My statement above may be seen as controversial to critics that write about this period by I stand by it for a number of reasons. The first is that the only sounds you hear are the exaggerated sounds of the machines and the other inanimate objects around him. The two characters never talk, but rather mime to each other. There are title cards that are used and a score that is intricate part of the action on-screen. You only hear the Tramp talk once and by talk I mean string a bunch of nonsensical words together to form a semblance of a song. But that song doesn’t take shape from his words, but his motions that accompany them. Most importantly Chaplin’s character, the Tramp, belongs most ardently to the silent era.

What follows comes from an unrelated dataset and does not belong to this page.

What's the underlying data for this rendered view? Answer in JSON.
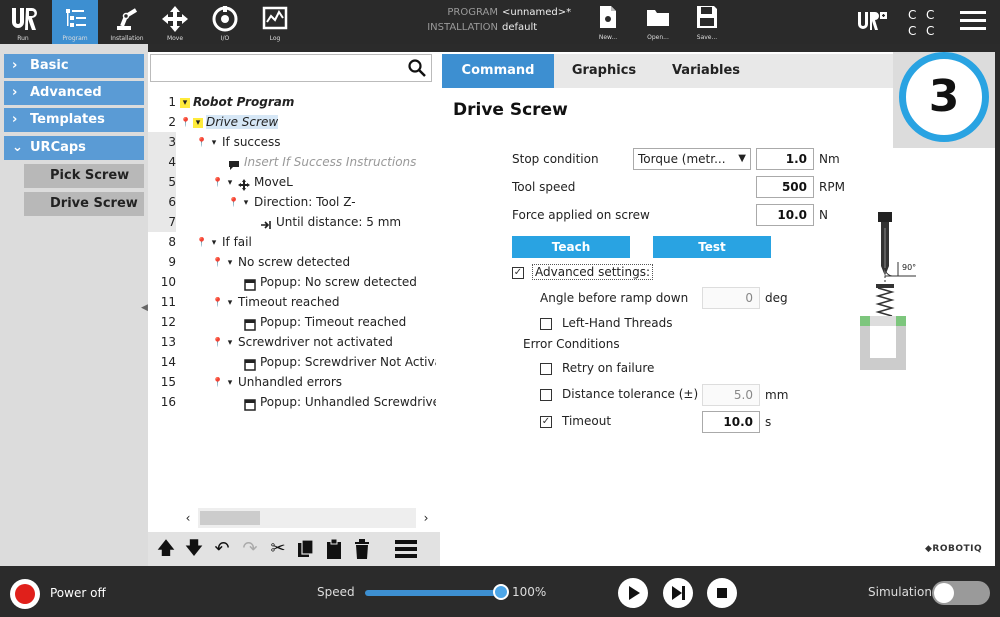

Modern Times shows the Tramp as a slave to the assembly line and the factory life. Overseen by a futurist boss, the assembly line is always trying to push their workers and make them more productive. This results in the Tramp having muscle spasms so that he cannot stop tightening things even when he is not at the assembly line. This even includes a woman’s nipples. The boss is forever trying to improve things including trying out a new machine on the Tramp that would hypothetically eliminate lunch hour. This has disastrously funny results. Breaking out of the factory, the Tramp becomes an unwitting famous labor protester. For this he is jailed but kicked out the next day to find some work. Constantly on the hunt for a better situation but never able to keep anything for very long, he finds a she tramp running away from her fate of the orphanage. They set up a house for themselves and keep trying to find work to survive. Paulette Godard stars as this she tramp. She is a great foil for Chaplin and provides many comedic moments on her own. At the time Chaplin and Godard were married (it is unclear on whether or not they were officially married… this cost Godard a job later on in her career… Scarlett O’Hara) and their affection for each other is shown in the way they fumble over each other.
Modern Times is a masterpiece and a rollicking good time. Filled with iconic images (The Tramp going making his way through a sea of gears appears in this film) and gags, Modern Times stands up on repeat viewings. Oh if only I can catch this on the big screen the way it was meant to be seen. It would be awesome!